Firm Investment with Shareholder Inequality (link) (Job Market Paper)
Does rising household income risk change aggregate investment and output by corporate firms? To answer this question, I study a stochastic, general equilibrium model featuring aggregate risk, incomplete markets, households who are heterogeneous in productivity and wealth, and shareholder-owned firms that own capital. The firm’s objective is typically not well defined in models like this, so I introduce a pair of financial intermediaries that jointly pin the firm’s behavior. In equilibrium, firms maximize their net market value (or cum-dividend share price), which is determined by the post-trade share-weighted marginal rate of substitution. This method nests both the standard representative household case and a variety of no-trade models popular in the literature. I then apply this model to the data to see how a change in earnings variance between 1970 and 2010 changes firm dynamics. Increased household idiosyncratic risk causes firms to accumulate more capital, resulting in lower consumption and output volatility over the business cycle. I also find that the observed change in the idiosyncratic productivity process for US households can explain 60% of the decline in dividend yields between 1970 and 2010 and over half of the rise in the price-earnings ratio. Additionally, my model generates the procyclical price-earnings ratio and countercyclical equity rate of return observed in the data.
How Do Evolving Common Ownership Motives Shape Capital Investment? (link)
The common ownership hypothesis suggests that firms compete less vigorously with each other to maximize portfolio profits. What does this hypothesis mean for aggregate investment as portfolio motives grow over time? As the common ownership motive grows, firms decrease their investment because they know a larger capital stock will cut into portfolio profits. While the existing literature on common ownership focuses on static competition, this paper demonstrates that portfolio maximization also shrinks aggregate investment, output, and consumption. Common ownership motives may partly explain the decline in buysiness dynamism through a declining capital stock, higher markups, and lower labor share. I also find that markups respond nonlinearly to increases in common ownership, which differs from existing empirical studies.
Firm Size Distribution and the Increase in Mark-ups (with Rohan Shah)

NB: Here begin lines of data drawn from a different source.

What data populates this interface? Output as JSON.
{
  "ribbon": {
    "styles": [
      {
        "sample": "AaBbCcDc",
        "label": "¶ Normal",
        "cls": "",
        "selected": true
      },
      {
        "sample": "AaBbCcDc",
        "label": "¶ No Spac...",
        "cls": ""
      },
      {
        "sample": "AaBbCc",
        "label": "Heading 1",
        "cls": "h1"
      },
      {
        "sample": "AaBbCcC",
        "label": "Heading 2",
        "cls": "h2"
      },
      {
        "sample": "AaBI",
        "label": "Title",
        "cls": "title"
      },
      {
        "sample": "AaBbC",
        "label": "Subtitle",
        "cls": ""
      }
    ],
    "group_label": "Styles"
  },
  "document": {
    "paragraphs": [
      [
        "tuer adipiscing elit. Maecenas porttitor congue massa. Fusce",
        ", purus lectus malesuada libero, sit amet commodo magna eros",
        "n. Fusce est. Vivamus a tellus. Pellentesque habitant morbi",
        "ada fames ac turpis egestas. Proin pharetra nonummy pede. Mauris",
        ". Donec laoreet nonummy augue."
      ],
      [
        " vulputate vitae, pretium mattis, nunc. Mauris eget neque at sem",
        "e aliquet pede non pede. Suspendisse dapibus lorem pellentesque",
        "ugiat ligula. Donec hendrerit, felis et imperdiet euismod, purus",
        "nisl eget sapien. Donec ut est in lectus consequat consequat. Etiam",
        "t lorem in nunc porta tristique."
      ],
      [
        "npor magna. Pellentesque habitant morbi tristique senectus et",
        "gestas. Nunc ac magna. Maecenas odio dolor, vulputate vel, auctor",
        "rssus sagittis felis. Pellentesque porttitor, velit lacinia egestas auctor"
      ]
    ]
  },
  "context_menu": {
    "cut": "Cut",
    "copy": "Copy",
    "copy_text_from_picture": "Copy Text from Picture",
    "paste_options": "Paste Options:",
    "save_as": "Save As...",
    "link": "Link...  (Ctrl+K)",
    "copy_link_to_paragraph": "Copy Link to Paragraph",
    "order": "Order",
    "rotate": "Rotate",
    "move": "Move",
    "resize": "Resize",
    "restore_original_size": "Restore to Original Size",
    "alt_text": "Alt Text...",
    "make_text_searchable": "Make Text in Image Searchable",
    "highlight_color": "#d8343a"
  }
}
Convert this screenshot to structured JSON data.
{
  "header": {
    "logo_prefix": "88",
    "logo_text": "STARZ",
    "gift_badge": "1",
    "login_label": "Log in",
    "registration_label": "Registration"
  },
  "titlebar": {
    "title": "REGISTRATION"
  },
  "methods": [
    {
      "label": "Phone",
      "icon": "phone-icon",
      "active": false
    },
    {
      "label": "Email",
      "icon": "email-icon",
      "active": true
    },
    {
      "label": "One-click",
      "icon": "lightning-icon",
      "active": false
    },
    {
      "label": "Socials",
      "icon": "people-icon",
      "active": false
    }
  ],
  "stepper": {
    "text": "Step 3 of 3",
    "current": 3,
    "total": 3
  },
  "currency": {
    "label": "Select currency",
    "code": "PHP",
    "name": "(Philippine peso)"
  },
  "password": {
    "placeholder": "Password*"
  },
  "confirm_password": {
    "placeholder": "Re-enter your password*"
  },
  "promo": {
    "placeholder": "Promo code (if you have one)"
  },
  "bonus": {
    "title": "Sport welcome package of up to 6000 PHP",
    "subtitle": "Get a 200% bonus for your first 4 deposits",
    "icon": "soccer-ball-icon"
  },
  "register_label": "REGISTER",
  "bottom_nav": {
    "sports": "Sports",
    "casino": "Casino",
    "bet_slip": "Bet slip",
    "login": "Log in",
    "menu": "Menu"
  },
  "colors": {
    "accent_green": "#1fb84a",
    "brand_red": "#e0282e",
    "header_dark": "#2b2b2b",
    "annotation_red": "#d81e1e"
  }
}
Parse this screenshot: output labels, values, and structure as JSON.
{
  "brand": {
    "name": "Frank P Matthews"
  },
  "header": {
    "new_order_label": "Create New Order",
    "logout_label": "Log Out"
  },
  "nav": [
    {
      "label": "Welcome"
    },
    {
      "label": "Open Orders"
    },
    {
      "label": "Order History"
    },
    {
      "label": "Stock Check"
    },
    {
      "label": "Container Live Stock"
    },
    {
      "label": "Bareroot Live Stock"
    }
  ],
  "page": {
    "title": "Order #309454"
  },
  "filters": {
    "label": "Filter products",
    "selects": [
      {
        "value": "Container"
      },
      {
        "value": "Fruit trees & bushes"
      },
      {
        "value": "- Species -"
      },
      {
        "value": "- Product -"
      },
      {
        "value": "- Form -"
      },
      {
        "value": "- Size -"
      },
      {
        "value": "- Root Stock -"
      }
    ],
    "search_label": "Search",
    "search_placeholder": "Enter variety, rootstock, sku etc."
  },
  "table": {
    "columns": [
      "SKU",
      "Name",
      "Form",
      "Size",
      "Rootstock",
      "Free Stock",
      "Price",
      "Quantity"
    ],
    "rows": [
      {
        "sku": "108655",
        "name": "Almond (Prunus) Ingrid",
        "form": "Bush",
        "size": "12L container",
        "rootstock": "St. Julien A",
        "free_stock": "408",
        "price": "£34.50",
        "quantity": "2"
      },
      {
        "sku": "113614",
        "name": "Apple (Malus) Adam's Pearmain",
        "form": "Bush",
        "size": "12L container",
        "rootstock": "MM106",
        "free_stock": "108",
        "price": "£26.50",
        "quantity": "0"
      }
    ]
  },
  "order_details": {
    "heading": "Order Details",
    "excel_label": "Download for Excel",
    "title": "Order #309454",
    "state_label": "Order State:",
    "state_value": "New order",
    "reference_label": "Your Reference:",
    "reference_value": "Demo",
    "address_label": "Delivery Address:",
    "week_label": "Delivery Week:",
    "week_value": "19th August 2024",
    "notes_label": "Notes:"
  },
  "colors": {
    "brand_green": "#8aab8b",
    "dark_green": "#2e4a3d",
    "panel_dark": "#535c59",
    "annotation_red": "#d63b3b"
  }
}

The size-distribution of firms in the US has shifted rightward over the previous 40 years, such that BDS data indicate the average size of a firm has increased by almost 20% between 1978 (21 employees, on average) and 2016 (25 employees). At the same time, there is evidence (such as that in De Loecker, Eeckhout & Unger (2020)) that firm mark-ups have increased by as much as 27% over the period 1986 - 2016. We investigate the extent to which the rightward shift in the firm-size distribution can explain the increase in mark-ups using a model of heterogeneous firms with endogenous entry and exit. Firms in our model charge a mark-up that varies according to their size via the Kimball aggregator, which allows us to examine the effect of different distributions of firms on the average mark-up. We calibrate our model to match the firm-size distribution in each of 1986 and 2016 and find that the changes in firm size over that timeframe imply an increase in mark-up of 17%. In other words, changes in the firm-size distribution can explain roughly 63% of the observed change in mark-ups over the same period.